Chapter Three

Seventeen days ago

 

“Shit,” Isabelle swore.

She sucked at the blood seeping from the cut on her thumb. She put down the knife and pushed the tomatoes to one side. She’d been distracted all day, her mind wandering all over the place.

If she could just get a good night’s sleep, she’d feel like a normal person again. She’d be more alert; human, almost.

She looked at the textbook next to the tomatoes and groaned. She had a finite mathematics paper due later this month and she hadn’t completed it yet. She knew she’d be okay, but she wanted to do more than okay, especially if she was to work toward an early finish on her degree next year and move on to a master’s after that. She needed the best scholarship good grades could buy.

She looked at her finger. The bleeding had stopped. She always bled so easily. She pushed her hair back from her face and tied it up. Maybe she should go boxing. It should exhaust her enough to manage a few hours’ sleep.

She ate the tomato she’d already cut, put the remainder back in the fridge, and started the hunt for her gym clothes in the tiny one-room apartment in Jersey City. She dressed quickly, pulling on only a hoodie for warmth, even though it was freezing cold outside. The gym was close by. She’d be there before the wind could cool her skin.

 

* * *

 

Isabelle ducked below the long arms of her much taller trainer. She jabbed him once, twice in the side. Horace Gibson was a lean African-American with the reach of an octopus.

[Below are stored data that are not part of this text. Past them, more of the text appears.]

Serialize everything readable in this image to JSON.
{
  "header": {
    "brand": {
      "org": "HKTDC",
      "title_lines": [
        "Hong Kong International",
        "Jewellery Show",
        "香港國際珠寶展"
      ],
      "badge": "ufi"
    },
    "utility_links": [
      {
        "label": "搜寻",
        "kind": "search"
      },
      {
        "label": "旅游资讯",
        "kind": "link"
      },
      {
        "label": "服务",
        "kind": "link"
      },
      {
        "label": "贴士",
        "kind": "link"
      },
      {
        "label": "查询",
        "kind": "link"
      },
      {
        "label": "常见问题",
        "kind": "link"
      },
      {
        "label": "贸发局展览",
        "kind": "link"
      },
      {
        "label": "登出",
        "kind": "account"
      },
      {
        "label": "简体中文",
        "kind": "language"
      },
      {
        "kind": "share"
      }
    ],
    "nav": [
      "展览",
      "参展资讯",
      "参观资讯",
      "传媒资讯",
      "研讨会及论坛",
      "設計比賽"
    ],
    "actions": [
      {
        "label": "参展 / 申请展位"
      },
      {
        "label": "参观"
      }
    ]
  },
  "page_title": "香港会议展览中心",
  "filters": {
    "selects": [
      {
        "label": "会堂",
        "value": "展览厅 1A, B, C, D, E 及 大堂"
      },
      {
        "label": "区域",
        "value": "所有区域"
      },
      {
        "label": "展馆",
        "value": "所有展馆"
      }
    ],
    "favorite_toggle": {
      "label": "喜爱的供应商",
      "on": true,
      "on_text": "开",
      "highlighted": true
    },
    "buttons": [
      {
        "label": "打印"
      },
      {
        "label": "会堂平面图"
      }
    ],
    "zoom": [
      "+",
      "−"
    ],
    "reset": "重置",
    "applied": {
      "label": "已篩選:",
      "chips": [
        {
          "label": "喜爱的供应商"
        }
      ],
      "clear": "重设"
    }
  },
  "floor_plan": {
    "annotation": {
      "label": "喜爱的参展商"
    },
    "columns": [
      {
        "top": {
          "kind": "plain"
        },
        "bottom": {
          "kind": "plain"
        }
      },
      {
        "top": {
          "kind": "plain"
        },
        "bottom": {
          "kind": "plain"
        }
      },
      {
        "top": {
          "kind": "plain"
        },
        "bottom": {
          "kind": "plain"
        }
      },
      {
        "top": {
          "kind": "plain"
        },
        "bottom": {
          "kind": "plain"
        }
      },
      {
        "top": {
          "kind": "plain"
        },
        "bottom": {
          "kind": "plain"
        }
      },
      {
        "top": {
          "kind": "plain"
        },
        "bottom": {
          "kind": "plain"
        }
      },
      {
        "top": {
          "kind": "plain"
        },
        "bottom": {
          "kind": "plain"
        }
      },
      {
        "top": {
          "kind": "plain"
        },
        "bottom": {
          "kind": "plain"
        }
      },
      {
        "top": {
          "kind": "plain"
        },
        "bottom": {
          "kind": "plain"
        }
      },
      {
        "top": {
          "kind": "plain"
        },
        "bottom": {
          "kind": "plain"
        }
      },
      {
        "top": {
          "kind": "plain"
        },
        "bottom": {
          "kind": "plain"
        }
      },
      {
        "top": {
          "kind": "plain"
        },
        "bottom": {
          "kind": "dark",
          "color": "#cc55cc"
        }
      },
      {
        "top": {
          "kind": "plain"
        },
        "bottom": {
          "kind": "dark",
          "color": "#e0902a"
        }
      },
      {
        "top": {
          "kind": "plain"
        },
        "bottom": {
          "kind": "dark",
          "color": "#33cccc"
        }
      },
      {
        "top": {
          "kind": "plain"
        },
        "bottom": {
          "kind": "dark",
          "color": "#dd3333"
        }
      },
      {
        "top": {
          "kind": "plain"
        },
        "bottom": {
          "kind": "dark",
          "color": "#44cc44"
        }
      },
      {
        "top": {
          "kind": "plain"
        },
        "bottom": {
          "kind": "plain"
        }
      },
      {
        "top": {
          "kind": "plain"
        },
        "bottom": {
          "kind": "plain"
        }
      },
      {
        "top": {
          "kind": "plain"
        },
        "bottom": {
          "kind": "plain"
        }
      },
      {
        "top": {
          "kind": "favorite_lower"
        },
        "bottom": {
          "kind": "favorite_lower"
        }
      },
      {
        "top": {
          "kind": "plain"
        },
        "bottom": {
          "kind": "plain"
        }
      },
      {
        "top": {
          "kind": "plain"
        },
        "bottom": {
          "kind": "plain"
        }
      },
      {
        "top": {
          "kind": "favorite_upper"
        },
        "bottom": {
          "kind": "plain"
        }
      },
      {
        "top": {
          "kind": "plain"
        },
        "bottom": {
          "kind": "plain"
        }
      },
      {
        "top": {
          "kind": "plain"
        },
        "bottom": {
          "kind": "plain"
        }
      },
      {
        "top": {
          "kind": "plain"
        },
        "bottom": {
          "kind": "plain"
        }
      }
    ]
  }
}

Former WBA heavyweight champion Horace the Hammer.

Isabelle was the only woman Horace trained. The rest of his clients were suits with money, wanting to look mean in the boardroom, and wannabe fighters still hustling their way up the rankings. Horace trained only one true boxer who would this month, after ten years in the ring, finally call it quits.

Isabelle danced back from Horace’s bulky body, her skin slick with sweat after thirty minutes in the ring. Her calves ached, clenching as if they wanted to cramp, then eased up again.

“How the hell do you know what I’m going to do before I do it?” Horace puffed. “Fuck, woman. You make me look bad.” He leaned forward, gloved hands on his knees. “Enough. You’re giving my kidneys grief. I’m gonna piss blood for a week.”

“You big softie.” Isabelle grinned. She felt good. Alive.

Not at all tired.

She dropped her gloves.

Horace shot forward, his fist stopping inches before her face.

She startled and retreated in a quick shuffle.

“If the bell ain’t rung…” he said.

“…never stop fighting,” said Isabelle, taken aback. “Cheater.”

“Slacker.”

Isabelle’s calves threatened to seize up again, but there was no way she was going to admit that to Horace. “Ding-ding?” she offered.

Horace moved back, stretching his back. He grinned. “Old man will take the bell so young girl can go study. But that’s the only reason.”

 

* * *

 

Isabelle inserted the key, then lifted it to the right until she heard her front door click open. Always been a funny lock.

Her neighbor’s door swung open. Jam, a short, purple-haired tattoo artist, emerged, laundry basket in hand. “Good session at the gym?”

Isabelle could never shake the feeling that Jam liked her, and not in a best friend kind of way either, but she didn’t quite trust her. She was forever asking questions, wanting to know more about Isabelle’s private life. Whether she was dating someone. If she slept well. Ate well. Enjoyed the boxing.

“Yes,” Isabelle said, managing a smile. “Nothing clean to wear?”

She’d seen the inside of Jam’s apartment. It was a mess, mirroring the colorful parachute pants and Pac-Man T-shirts she favored.

“Yeah. Can’t put it off any longer. My mom is coming to visit. She’s Japanese and she’ll have a heart attack if she opens my closet. And she’s going to do exactly that, make no mistake.” Jam gestured down to the basement. “Are you sleeping better these days? No more dreams?”

She’d woken up screaming one night, Jam frantically knocking at her front door to see if she was okay.

“Much better,” she lied. “And my math paper is due soon anyway, then I can breathe again.”